Discussion of national membership is also very complex. National membership in a complex differentiated society means many things despite the fact that the term nation has an original ethnic meaning. Some thinkers propose that we should consider all national membership as ethnic, as an extension of the social intercourse based upon biotic blood ties. This, they assert, is the underlying reality even whilst the seemingly unchangeable nation-state undergoes profound changes. And the argument has some cogency. When ethnic rivalries re-emerge after decades, or even centuries, we see that ethnicity is not something that can easily be dispensed with, even if people of varying ethnic background have been fully integrated, as citizens, into a modern nation state. Our attempts to understand human society should not forget this.

But the dual use of the term nation in a public legal and ethnic sense introduces an ambiguity. In every-day speech it is either a synonym for tribe (as in the Sioux nation) or as a synonym for the public square of our complex, differentiated globally inter-related civil society. The public square of the modern, or post-modern, nation-state is a national domain legally supervised by the State, but involves much more than merely the activities of persons in their roles either as citizens of their nation or as people with a biotically-based extension of family ties. It certainly does not help us to say that national membership in this latter sense should be defined as ethnicity.

Church membership is another form of social membership. The question of the relation between Church membership and membership in civil society is complex and full of historical subtlety. Moreover, Churches are not only placed in the public sphere, they are part of the social web in which they participate in the familial and private sphere as well. How is this inter-institutional web to be structured and maintained?

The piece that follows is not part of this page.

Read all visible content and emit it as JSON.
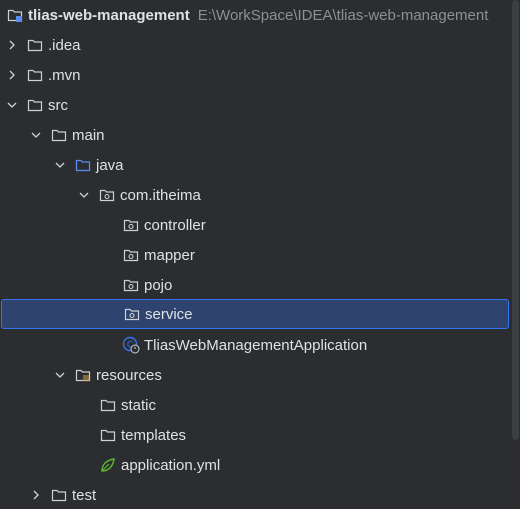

Institutions function in a social web of mutual inter-dependence. The web is extremely complicated; we need structural analysis here. The place of religious belief in society needs to be clarified, too. Memberships, therefore, in our kind of society, are not as simple as we may first think. They are tied to a fabric of mutual responsibility; they are woven together in typical ways in the life of any one person. When a person is a member of more than one social group conflicts of interest may occur at a personal level. But a public conflict of interest can also occur. Memberships are inherently comparative and transitive, in that their consideration requires us to see how they move from one person to the next.

We have discussed membership with much attention given to family and marital relations. State and Church. We need also to deepen our understanding of membership in organisations. These have been focussed upon because we cannot dispense with these responsibilities when we go "out" into the public realm and join clubs, take on work or involve ourselves with the many organisations that dot our social landscape. Much remains to be described and explained, particularly membership in organisations. We will also find ourselves returning again and again to this topic when we discuss norms, authority, and other matters later on.

 

Definition : Membership

The term is a further specification of the term participant. Membership refers to the fact that social actors act with mutually inter-dependent obligations. Membership obligations are determined by the institution, organisation or relationship in which one's membership is located but the formation of such obligation presupposes other obligations from other memberships. Some memberships are institutional, others are organisational and yet others refer to a dynamic inter-play of an inter-personal character.